Le « Père DUBONSENS », paysan ardéchois de son état, avait un tracteur tout neuf dont il se servait pour labourer ses champs. Un voisin lui dit qu’il aimerait le lui louer pour ses propres travaux.
Après s’être longuement gratté l’occiput, le « Père DUBONSENS » entama une longue réflexion pour déterminer le prix à fixer :
- il calcula l’amortissement du tracteur, qui, rapporté à l’heure de location, le fit aboutir à une contribution minimum de 10 €/h (Il faut pouvoir rembourser le prêt du Crédit Agricole),
- il ajouta l’évaluation de l’entretien et de l’assurance, se montant à 3 €/h,
- il pensa qu’il devrait fournir l’huile et considéra préférable que le carburant, réglementaire et détaxé, provienne de ses cuves, à raison de 15 €/h.
Il arriva, comme vous sûrement, à un total de 28 €/h, qu’il jugea normal de majorer d’une marge « honnête » de 33 %, ce qui donna un prix de location horaire de 37,25 €/h, que, juste pour simplifier les comptes, il arrondit à 40 €/h. Mais, arrivé à ce stade de sa réflexion, et après s’être soigneusement gratté le dessus du crâne puis y avoir précautionneusement reposé sa casquette avec le sentiment d’avoir oublié quelque chose, il se rendit compte que, pendant que son voisin utiliserait son tracteur, il en serait lui-même privé.

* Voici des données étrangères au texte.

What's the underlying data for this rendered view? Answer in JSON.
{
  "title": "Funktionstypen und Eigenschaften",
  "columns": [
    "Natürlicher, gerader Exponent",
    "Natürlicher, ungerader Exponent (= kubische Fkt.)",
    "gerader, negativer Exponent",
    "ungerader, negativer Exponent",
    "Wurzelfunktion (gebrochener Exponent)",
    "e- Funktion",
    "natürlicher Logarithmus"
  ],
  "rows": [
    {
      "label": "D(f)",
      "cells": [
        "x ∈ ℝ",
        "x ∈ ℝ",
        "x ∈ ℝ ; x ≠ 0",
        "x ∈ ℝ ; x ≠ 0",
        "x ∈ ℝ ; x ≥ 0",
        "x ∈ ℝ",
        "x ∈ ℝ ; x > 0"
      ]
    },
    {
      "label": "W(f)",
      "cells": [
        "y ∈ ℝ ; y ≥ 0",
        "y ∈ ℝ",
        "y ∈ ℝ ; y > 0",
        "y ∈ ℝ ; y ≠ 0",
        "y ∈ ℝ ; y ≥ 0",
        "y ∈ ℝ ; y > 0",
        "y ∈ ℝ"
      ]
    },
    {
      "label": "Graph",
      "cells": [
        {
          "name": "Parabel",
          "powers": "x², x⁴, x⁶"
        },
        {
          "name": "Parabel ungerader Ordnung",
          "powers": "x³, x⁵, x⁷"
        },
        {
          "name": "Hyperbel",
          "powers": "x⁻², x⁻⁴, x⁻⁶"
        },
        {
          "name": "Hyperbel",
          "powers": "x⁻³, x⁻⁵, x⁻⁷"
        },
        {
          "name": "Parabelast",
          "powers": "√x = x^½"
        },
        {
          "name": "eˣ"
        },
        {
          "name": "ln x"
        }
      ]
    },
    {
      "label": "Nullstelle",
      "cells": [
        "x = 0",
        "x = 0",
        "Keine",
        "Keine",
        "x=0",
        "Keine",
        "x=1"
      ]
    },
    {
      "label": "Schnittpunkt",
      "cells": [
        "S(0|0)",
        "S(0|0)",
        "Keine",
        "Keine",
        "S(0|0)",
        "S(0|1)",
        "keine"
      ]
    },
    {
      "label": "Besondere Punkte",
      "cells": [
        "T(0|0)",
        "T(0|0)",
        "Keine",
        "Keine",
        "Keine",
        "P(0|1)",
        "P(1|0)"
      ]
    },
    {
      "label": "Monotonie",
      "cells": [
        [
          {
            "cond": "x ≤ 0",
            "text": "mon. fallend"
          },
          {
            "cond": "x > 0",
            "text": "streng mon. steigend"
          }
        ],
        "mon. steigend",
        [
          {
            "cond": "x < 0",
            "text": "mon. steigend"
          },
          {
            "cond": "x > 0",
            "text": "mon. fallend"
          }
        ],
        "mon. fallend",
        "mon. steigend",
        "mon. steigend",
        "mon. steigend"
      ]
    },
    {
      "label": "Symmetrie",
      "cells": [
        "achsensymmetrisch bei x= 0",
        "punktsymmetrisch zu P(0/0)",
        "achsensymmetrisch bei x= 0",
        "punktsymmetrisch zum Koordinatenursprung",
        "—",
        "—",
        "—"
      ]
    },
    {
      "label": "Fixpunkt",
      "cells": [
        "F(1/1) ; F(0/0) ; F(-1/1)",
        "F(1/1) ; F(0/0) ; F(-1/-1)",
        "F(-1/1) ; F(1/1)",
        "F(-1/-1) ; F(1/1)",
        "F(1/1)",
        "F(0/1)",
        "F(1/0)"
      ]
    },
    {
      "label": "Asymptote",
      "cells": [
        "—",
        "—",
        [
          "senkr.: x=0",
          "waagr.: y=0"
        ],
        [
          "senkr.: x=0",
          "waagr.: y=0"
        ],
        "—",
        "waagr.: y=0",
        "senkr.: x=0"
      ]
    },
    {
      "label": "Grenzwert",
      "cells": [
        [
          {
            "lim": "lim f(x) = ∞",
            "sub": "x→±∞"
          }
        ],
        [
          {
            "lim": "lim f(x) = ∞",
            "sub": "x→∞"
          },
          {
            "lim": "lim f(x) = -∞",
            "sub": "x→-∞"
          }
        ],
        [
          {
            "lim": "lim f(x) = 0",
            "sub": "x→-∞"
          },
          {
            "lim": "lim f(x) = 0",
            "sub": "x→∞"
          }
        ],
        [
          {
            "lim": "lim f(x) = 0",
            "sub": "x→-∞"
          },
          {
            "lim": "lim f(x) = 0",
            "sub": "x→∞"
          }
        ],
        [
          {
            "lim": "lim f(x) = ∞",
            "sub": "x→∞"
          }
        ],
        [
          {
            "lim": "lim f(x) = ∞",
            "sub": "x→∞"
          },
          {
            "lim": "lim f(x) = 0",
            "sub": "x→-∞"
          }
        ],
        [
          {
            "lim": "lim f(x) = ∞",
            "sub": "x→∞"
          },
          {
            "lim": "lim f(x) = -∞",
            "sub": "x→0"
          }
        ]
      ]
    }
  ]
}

Il comprit soudain qu’il allait subir un manque à gagner en ne pouvant pas utiliser son tracteur. Ayant le goût des raisonnements pragmatiques, il estima que ce manque à gagner était lui aussi de 40 €/h. Comme il n’y avait aucune raison qu’il en soit de sa poche, il ajouta donc ce « manque à gagner » au montant initialement calculé et fixa donc à 80 €/h le prix d’ami qu’il demanderait à son voisin.
Mon séjour à la campagne m’a remis en mémoire ce petit cours d’économie rurale après avoir lu un article sur le « coût du non-travail » dans « Marianne ». Si vous en avez l’occasion lisez ou relisez cet article en pensant à la petite histoire ci-dessus et vous trouverez beaucoup de similitude.
Si l’on n’indemnisait pas les chômeurs, il n’y aurait plus à lever de cotisations sociales (Patronales et salariales) destinées à cette indemnisation. Allégés de ces charges, les patrons embaucheraient bien évidemment et les salariés ainsi embauchés paieraient des impôts et dépenseraient ce qu’ils n’auraient pas eu à payer en cotisations, alimentant ainsi le budget de l’Etat grâce à la TVA payée sur leurs achats.
C’est-y pas simple l’économie politique ?
Qu’attend-on pour virer Pierre MOSCOVICI et Michel SAPIN, en mettant à Bercy le « Père DUBONSENS ».
J’avais envie de m’arrêter à cette innocente moquerie. Mais c’est quand-même beaucoup plus grave que ça, car tous ces discours ne visent qu’à une chose : poursuivre la révolution ultra-libérale et la réduction maximale de tout ce qui a un parfum de collectif. Le grand mot, que l’on entendit tant durant le sarkozysme en particulier c’est « être pragmatique ».
Mais je suis justement pragmatique. Ça n’a jamais si mal marché que depuis qu’on a privatisé à tout va et fait reculer partout le champ d’intervention du public au profit des intérêts privés. Alors, au nom du pragmatisme, et sans dogmatisme aucun, ne peut-on pas arrêter de foncer de plus en plus vite dans le mur ? Ah, excusez-moi, voila qu’à mon tour je raisonnais comme le « Père DUBONSENS ».